ABSTRACT

Perca fluviatilis is a European fish, but in Australia, fishers of the Murray-Darling Basin called her redfin. She was a settler fish, arriving in the mid-nineteenth century alongside other travellers: trout, salmon, tench and roach. Here oral history testimony from the Talking Fish project is employed to develop an understanding of the ways that local people in the Murray-Darling Basin valued the redfin they caught through recreational fishing. Twentieth-century fisheries scientists classified redfin as one of eleven invasive species in the basin, but fishers saw redfin in a different light. The loss of redfin in the 1980s from a contagious epizootic hematopoietic necrosis virus (EHNV) was met with lament from these fishers at the same time that her demise was celebrated by scientists.

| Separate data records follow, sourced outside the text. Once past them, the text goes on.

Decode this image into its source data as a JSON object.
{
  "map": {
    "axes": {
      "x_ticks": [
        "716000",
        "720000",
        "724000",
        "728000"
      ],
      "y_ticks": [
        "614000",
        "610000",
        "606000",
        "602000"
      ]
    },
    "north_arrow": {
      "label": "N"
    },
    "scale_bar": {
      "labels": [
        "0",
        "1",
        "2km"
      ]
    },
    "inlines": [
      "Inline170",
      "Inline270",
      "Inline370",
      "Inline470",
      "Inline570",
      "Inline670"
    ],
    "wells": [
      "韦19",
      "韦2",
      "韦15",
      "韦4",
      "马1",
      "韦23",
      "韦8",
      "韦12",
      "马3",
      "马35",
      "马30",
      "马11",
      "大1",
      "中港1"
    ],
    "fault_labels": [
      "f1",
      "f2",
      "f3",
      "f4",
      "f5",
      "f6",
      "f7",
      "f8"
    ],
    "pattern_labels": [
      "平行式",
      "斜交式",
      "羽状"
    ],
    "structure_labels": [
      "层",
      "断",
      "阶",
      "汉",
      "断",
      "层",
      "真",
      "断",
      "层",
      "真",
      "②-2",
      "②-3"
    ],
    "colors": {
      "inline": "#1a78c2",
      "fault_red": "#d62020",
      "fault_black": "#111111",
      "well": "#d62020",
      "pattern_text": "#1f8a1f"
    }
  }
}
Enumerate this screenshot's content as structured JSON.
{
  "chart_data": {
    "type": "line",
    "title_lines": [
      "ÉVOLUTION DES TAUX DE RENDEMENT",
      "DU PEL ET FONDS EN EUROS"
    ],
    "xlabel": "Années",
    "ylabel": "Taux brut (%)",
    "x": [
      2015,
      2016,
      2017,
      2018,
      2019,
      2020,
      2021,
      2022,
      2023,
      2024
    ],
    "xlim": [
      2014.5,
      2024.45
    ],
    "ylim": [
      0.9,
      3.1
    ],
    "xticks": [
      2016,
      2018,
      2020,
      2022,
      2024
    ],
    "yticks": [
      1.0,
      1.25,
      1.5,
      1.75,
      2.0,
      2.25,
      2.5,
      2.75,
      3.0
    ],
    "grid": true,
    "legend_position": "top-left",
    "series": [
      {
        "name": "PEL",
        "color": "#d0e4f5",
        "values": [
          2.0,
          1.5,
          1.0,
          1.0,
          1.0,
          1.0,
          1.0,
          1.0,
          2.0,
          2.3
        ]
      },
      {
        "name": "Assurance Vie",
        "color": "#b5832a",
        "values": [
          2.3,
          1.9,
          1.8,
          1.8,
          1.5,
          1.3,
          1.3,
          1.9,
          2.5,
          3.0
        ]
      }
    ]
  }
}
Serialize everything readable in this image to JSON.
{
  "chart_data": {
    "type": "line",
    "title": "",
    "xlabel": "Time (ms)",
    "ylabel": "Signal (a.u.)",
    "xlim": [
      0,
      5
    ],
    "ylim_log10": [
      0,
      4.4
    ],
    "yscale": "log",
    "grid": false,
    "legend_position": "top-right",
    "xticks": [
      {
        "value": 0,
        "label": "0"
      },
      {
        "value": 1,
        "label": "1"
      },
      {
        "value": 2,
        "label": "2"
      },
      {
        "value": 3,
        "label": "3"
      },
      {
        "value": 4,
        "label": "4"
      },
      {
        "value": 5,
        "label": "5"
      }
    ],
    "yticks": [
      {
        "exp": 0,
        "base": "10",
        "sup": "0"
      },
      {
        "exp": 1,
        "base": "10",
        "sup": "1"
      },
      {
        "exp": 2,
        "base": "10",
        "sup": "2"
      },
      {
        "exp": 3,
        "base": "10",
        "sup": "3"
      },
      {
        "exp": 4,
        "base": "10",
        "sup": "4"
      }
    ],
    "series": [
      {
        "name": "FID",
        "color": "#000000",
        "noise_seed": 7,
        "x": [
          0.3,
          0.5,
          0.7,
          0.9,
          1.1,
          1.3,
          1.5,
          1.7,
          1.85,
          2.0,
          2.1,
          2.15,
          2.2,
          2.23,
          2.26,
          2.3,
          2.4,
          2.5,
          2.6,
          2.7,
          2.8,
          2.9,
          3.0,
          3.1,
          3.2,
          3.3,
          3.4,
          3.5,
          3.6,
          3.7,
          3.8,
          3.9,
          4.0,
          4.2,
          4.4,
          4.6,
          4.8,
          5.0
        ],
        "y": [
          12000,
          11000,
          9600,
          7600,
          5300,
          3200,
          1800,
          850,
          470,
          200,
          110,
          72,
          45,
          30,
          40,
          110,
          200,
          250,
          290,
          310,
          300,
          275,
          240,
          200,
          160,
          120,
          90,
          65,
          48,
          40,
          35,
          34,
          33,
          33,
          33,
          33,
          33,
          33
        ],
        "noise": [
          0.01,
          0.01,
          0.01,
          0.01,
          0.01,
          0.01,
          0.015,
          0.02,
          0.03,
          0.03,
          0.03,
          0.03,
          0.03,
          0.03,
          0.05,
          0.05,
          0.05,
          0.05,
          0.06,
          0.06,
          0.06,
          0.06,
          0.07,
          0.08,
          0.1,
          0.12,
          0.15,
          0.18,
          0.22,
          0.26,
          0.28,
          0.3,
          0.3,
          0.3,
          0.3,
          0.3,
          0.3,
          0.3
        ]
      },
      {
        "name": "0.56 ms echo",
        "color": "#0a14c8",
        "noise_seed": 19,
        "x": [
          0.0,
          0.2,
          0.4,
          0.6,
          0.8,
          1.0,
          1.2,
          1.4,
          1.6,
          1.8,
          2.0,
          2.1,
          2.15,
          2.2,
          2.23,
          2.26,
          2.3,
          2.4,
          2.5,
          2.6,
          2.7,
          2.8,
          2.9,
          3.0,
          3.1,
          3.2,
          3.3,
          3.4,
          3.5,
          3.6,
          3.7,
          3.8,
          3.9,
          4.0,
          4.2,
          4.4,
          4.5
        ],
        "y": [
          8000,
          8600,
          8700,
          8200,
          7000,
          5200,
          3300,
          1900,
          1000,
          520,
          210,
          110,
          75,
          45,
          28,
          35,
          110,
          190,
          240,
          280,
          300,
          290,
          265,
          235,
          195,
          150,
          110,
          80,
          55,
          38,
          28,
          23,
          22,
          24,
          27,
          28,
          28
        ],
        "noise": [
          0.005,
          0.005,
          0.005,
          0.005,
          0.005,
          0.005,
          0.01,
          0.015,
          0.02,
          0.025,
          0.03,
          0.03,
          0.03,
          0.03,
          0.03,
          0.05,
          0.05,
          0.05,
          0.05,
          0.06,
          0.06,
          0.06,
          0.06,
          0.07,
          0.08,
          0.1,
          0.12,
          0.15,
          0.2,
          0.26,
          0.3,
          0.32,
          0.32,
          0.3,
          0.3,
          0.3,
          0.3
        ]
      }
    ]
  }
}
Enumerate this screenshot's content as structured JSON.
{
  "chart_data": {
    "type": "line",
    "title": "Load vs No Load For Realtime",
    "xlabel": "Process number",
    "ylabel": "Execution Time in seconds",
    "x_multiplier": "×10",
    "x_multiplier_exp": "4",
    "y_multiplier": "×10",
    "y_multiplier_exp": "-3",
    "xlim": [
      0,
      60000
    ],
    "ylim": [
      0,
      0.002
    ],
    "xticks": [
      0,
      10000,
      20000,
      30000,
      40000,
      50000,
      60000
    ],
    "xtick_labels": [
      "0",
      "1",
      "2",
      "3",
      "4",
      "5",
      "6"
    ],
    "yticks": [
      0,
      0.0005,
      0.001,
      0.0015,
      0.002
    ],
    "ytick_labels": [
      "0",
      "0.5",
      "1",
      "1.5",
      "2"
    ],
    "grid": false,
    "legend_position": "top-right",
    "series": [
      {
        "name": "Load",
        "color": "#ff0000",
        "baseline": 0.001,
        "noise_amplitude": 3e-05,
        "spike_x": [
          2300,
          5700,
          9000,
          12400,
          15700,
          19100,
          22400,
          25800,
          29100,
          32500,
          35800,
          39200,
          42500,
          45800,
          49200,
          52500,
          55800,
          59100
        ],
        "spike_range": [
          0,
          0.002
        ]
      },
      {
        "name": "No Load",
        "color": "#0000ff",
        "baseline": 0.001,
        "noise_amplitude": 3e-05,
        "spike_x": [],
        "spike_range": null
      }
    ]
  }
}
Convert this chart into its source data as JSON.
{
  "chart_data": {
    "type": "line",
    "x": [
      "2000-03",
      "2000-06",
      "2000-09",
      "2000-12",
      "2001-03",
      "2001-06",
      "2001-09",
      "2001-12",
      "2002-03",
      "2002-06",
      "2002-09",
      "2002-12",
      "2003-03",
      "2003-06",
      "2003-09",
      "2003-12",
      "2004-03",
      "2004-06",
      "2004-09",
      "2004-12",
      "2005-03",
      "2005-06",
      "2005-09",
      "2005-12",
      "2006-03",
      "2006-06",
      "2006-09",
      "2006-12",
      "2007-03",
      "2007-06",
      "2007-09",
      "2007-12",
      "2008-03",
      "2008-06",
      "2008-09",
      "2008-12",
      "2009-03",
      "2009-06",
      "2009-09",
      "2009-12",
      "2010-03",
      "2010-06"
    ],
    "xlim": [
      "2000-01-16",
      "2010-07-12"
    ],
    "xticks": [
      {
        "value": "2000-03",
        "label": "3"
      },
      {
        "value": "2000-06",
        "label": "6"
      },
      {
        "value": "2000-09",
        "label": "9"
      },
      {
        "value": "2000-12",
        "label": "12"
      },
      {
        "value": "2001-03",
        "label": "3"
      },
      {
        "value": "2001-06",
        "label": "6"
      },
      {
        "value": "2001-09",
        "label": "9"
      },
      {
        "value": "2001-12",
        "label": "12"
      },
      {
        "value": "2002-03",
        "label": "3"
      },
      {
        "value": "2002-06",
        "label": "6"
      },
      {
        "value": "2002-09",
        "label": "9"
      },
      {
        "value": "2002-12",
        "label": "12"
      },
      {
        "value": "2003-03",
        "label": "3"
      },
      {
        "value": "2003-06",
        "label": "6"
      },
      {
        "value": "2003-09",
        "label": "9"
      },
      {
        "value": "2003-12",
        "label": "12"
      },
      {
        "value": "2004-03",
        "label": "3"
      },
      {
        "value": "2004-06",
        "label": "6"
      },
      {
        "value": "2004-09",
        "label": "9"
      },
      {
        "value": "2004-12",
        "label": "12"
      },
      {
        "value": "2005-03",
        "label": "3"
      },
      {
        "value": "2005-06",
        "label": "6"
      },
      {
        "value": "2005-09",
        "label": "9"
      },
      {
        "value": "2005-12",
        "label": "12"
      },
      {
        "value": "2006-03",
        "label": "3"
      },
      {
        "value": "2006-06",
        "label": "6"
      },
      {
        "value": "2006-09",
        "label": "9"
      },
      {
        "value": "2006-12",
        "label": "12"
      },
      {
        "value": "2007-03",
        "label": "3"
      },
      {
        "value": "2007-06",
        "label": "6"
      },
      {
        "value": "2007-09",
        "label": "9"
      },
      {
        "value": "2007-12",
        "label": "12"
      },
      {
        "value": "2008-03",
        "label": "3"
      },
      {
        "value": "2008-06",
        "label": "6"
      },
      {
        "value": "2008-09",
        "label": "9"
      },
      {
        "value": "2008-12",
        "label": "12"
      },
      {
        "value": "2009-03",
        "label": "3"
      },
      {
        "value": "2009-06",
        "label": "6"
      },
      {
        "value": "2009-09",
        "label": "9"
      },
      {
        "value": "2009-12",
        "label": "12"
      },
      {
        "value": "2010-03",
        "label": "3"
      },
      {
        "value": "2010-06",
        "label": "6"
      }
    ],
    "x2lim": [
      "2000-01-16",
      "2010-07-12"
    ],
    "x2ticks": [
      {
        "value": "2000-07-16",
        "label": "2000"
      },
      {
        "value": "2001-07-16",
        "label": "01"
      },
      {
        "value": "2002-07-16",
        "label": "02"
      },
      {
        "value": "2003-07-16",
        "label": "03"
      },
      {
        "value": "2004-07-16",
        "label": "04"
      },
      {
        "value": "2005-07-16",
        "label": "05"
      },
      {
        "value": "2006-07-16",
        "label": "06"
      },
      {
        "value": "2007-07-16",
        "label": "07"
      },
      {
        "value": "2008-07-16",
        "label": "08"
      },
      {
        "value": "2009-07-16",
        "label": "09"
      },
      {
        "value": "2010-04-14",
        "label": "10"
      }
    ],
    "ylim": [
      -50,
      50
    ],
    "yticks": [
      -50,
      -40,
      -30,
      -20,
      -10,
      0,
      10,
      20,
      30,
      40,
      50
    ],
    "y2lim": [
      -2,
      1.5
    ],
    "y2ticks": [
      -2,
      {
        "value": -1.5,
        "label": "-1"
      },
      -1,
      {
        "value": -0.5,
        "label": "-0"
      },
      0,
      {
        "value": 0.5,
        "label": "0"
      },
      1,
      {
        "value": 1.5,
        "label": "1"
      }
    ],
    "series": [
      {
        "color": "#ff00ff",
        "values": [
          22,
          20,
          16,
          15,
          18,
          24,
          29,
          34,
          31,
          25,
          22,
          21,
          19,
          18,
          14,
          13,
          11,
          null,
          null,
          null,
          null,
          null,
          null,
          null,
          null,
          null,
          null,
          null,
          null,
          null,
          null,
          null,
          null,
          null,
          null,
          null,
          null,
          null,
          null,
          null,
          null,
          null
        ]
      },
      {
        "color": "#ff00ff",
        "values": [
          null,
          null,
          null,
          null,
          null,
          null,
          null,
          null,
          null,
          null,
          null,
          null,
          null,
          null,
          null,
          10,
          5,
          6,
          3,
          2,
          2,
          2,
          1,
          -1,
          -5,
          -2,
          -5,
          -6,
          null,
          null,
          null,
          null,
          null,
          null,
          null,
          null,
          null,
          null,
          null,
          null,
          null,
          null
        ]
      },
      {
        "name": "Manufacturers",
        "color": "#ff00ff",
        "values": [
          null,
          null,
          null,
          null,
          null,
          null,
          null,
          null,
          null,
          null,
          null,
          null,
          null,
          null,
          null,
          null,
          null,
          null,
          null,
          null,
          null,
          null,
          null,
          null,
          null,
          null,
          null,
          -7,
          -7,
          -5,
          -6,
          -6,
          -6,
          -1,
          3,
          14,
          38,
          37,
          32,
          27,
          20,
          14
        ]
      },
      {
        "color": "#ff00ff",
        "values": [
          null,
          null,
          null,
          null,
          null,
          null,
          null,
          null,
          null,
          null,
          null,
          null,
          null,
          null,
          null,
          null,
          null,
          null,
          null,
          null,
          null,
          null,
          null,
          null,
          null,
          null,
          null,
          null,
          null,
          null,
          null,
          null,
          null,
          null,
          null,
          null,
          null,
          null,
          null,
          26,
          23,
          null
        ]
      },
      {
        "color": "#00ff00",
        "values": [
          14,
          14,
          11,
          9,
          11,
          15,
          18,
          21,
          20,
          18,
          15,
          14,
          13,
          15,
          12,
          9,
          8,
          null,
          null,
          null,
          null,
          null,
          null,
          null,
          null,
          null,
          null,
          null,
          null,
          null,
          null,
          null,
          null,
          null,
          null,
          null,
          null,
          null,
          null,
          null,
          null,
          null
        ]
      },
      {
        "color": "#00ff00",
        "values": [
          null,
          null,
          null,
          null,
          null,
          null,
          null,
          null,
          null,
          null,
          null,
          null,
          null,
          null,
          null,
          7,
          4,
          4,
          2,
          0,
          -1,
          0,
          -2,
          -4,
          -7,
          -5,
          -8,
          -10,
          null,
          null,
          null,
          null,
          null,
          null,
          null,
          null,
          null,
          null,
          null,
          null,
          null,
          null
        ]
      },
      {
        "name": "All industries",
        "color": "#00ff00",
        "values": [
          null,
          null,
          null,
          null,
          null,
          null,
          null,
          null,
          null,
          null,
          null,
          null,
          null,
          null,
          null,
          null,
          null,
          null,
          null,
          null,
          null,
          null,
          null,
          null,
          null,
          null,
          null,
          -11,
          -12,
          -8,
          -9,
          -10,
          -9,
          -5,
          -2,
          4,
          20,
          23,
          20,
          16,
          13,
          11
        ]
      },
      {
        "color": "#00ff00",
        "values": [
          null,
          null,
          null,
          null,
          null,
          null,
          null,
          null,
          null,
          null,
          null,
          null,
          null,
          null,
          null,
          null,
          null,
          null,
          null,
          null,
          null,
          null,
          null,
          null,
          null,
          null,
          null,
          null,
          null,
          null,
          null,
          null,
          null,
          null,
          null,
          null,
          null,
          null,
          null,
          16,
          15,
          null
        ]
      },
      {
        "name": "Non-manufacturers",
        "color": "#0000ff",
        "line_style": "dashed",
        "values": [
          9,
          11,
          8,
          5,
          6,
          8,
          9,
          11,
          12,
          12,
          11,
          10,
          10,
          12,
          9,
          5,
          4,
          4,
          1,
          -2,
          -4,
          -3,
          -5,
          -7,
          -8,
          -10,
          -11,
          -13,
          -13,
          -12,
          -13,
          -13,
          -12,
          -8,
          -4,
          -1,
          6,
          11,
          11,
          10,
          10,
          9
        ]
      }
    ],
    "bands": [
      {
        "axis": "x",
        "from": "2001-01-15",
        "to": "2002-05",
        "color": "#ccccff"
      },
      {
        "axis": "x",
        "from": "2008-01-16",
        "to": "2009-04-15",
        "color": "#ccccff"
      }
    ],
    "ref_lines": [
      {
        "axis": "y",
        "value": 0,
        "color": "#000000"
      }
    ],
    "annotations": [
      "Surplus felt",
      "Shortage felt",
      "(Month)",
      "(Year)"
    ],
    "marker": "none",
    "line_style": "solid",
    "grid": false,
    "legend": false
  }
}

In everyday life, redfin disrupt the neat categories that shape conservation work – that is, aliens are bad and natives are good. For recreational fishers, redfin were easy to catch and good to eat, and therefore they were bound up with intimate memories of family holidays, intergenerational relationships and a history of self-provisioning. In this chapter, I argue that these different perspectives on scarcity signal a conceptual gap between conservation ideals developed from evidence-based science and the lived experience of people of the basin. The loss of redfin was counted differently according to how people were connected to the rivers of the Murray-Darling Basin.